Chapter 9 – Let Them Whisper

Elena's POV

The city felt colder today. Or maybe I was just colder inside.

I stood in the kitchen of Ember Flame for what I knew might be the last time. The place I built with my bare hands—seasoned with sweat, silent nights, and buried dreams. The air smelled like roasted garlic and thyme, but it didn't feel like home anymore. Not really.

I packed up the essentials—my knives, my apron, the worn-out wooden spoon Jules once gifted me when I opened the place. The one that said "For the Luna who feeds hearts before stomachs."

I chuckled bitterly.

Hearts. Mine had been fed lies. Starved of truth.

I dropped the sealed envelope on the courier desk across the street, addressed to the Culinary Council. I hadn't opened the letter again. I didn't need to. I already knew I'd said yes. To freedom. To possibility. To me.

But I wasn't ready to go just yet. There was one last thing I had to say goodbye to.

The garden.

Not just any garden. The garden. Tucked behind the packhouse, hidden behind the kitchen wing and a patch of stone walls no one visited anymore. Years ago, I planted herbs there with my own hands—lavender for calm, rosemary for strength, mint for clarity. It had been my little sanctuary.

I knew the guards wouldn't let me in through the main gate, not with the way things were. So I took the long route. Jules had arranged for someone to distract the eastern patrol. She didn't say who, and I didn't ask. Some things are better left unknown.

I walked with my hood pulled low, heart pounding in my chest. My boots crunched against the dry dirt. As I neared the garden, I paused.

It was overgrown. Neglected. Wild. Exactly how I felt.

I knelt down by the rosemary, brushing my fingers gently across the leaves. They were dry, a little brittle, but alive. Still clinging. Still growing. Still surviving.

Like me.

I plucked a small sprig and brought it to my nose. My throat tightened.

I loved here.

I whispered it into the silence.

I stood, wiping my palms on my jeans. Just as I turned to go, I heard a voice I'd hoped never to hear again.

"Well, well," Catherine said coldly, standing at the edge of the clearing like a ghost draped in power. "Back to poison more herbs?"

I didn't flinch. I didn't even look away.

"I came to say goodbye," I said calmly.

She scoffed. "Goodbye? What a luxury. You should be banished again. Stripped properly. I warned Damien you were unfit from the start."

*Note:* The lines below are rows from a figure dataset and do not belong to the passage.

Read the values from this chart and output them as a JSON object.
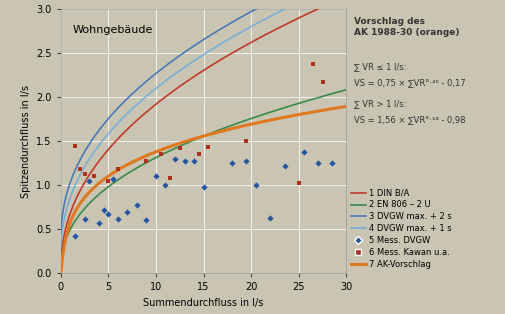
{
  "title": "Wohngebäude",
  "xlabel": "Summendurchfluss in l/s",
  "ylabel": "Spitzendurchfluss in l/s",
  "xlim": [
    0,
    30
  ],
  "ylim": [
    0,
    3.0
  ],
  "xticks": [
    0,
    5,
    10,
    15,
    20,
    25,
    30
  ],
  "yticks": [
    0,
    0.5,
    1.0,
    1.5,
    2.0,
    2.5,
    3.0
  ],
  "bg_color": "#c9c5b2",
  "plot_bg_color": "#c9c5b2",
  "color_din": "#c0392b",
  "color_en806": "#3a8a4a",
  "color_dvgw2s": "#4a7ab5",
  "color_dvgw1s": "#7aafd4",
  "color_ak": "#e07820",
  "color_meas_dvgw": "#2255a0",
  "color_meas_kawan": "#b03020",
  "legend_entries": [
    "1 DIN B/A",
    "2 EN 806 – 2 U",
    "3 DVGW max. + 2 s",
    "4 DVGW max. + 1 s",
    "5 Mess. DVGW",
    "6 Mess. Kawan u.a.",
    "7 AK-Vorschlag"
  ],
  "meas_dvgw_x": [
    1.5,
    2.5,
    3.0,
    4.0,
    4.5,
    5.0,
    5.5,
    6.0,
    7.0,
    8.0,
    9.0,
    10.0,
    11.0,
    12.0,
    13.0,
    14.0,
    15.0,
    18.0,
    19.5,
    20.5,
    22.0,
    23.5,
    25.5,
    27.0,
    28.5
  ],
  "meas_dvgw_y": [
    0.42,
    0.62,
    1.05,
    0.57,
    0.72,
    0.67,
    1.07,
    0.62,
    0.7,
    0.78,
    0.6,
    1.1,
    1.0,
    1.3,
    1.28,
    1.28,
    0.98,
    1.25,
    1.28,
    1.0,
    0.63,
    1.22,
    1.38,
    1.25,
    1.25
  ],
  "meas_kawan_x": [
    1.5,
    2.0,
    2.5,
    3.5,
    5.0,
    6.0,
    9.0,
    10.5,
    11.5,
    12.5,
    14.5,
    15.5,
    19.5,
    25.0,
    26.5,
    27.5
  ],
  "meas_kawan_y": [
    1.45,
    1.18,
    1.13,
    1.1,
    1.05,
    1.18,
    1.28,
    1.35,
    1.08,
    1.42,
    1.35,
    1.43,
    1.5,
    1.03,
    2.38,
    2.17
  ]
}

I met her gaze, even though my hands trembled. "You warned him because you never wanted someone he couldn't control."

Her eyes narrowed. "Don't play the victim, Elena. You broke this pack. You brought shame to our bloodline."

"No," I said softly. "You did. When you chose a snake over your own family."

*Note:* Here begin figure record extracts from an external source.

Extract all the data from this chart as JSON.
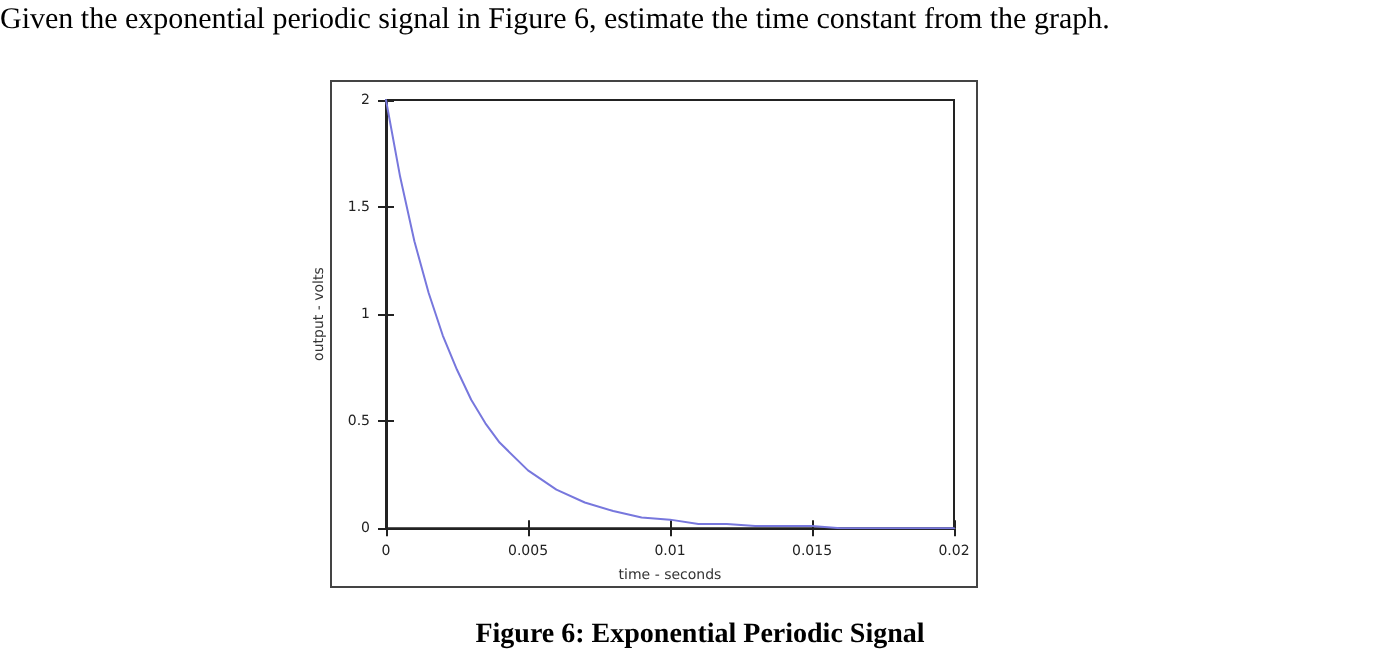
{
  "chart_data": {
    "type": "line",
    "title": "Given the exponential periodic signal in Figure 6, estimate the time constant from the graph.",
    "xlabel": "time - seconds",
    "ylabel": "output - volts",
    "annotations": [
      "Figure 6: Exponential Periodic Signal"
    ],
    "x": [
      0,
      0.0005,
      0.001,
      0.0015,
      0.002,
      0.0025,
      0.003,
      0.0035,
      0.004,
      0.005,
      0.006,
      0.007,
      0.008,
      0.009,
      0.01,
      0.011,
      0.012,
      0.013,
      0.014,
      0.015,
      0.016,
      0.017,
      0.018,
      0.019,
      0.02
    ],
    "series": [
      {
        "color": "#7777dd",
        "values": [
          2,
          1.64,
          1.34,
          1.1,
          0.9,
          0.74,
          0.6,
          0.49,
          0.4,
          0.27,
          0.18,
          0.12,
          0.08,
          0.05,
          0.04,
          0.02,
          0.02,
          0.01,
          0.01,
          0.01,
          0,
          0,
          0,
          0,
          0
        ]
      }
    ],
    "xlim": [
      0,
      0.02
    ],
    "xticks": [
      0,
      0.005,
      0.01,
      0.015,
      0.02
    ],
    "ylim": [
      0,
      2
    ],
    "yticks": [
      0,
      0.5,
      1,
      1.5,
      2
    ],
    "grid": false,
    "marker": "none",
    "line_style": "solid"
  }
}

A sharp silence passed between us. I didn't stay to hear her response.

But fate wasn't done with me yet.

Damien stepped out from behind the wall. I didn't need to sense him—I felt his presence like a weight in the air. Heavy. Complicated.

He looked… wrecked. Tired eyes. Slightly unshaven. Guilt written into the lines of his face.

"Elena," he said quietly.

I turned. "I didn't come for you."

"I know." His voice was rough. "Still… thank you for coming."

"To a dying garden?" I smiled faintly. "We had something in common."

He stepped closer, like he wanted to say something more. I could see the words dying behind his lips.

"Why now?" he asked instead. "Why leave everything?"

I stared at him, steady. "Because you let them erase me. You let her erase me."

He flinched. "I didn't—"

"You didn't stop them." I cut him off. "Same thing."

The wind stirred between us. The garden was quiet.

"I never stopped loving you," he murmured, eyes shining.

I shook my head. "You loved me quietly, Damien. But your silence killed me louder than any lie."

And then I walked away.

As I passed through the outskirts of the grounds, I noticed eyes on me—pack members, whispers behind fences. Some looked confused. Others angry. But one, a girl barely older than eighteen, met my gaze.

And she nodded.

Just once. But it said everything.

You were never the villain.

You were never invisible.

I walked toward Jules' car, the rosemary still clenched in my palm.

Let them whisper.

I was done hiding.

And this time… I wasn't walking away as the Luna they rejected.

I was walking as the woman they couldn't destroy.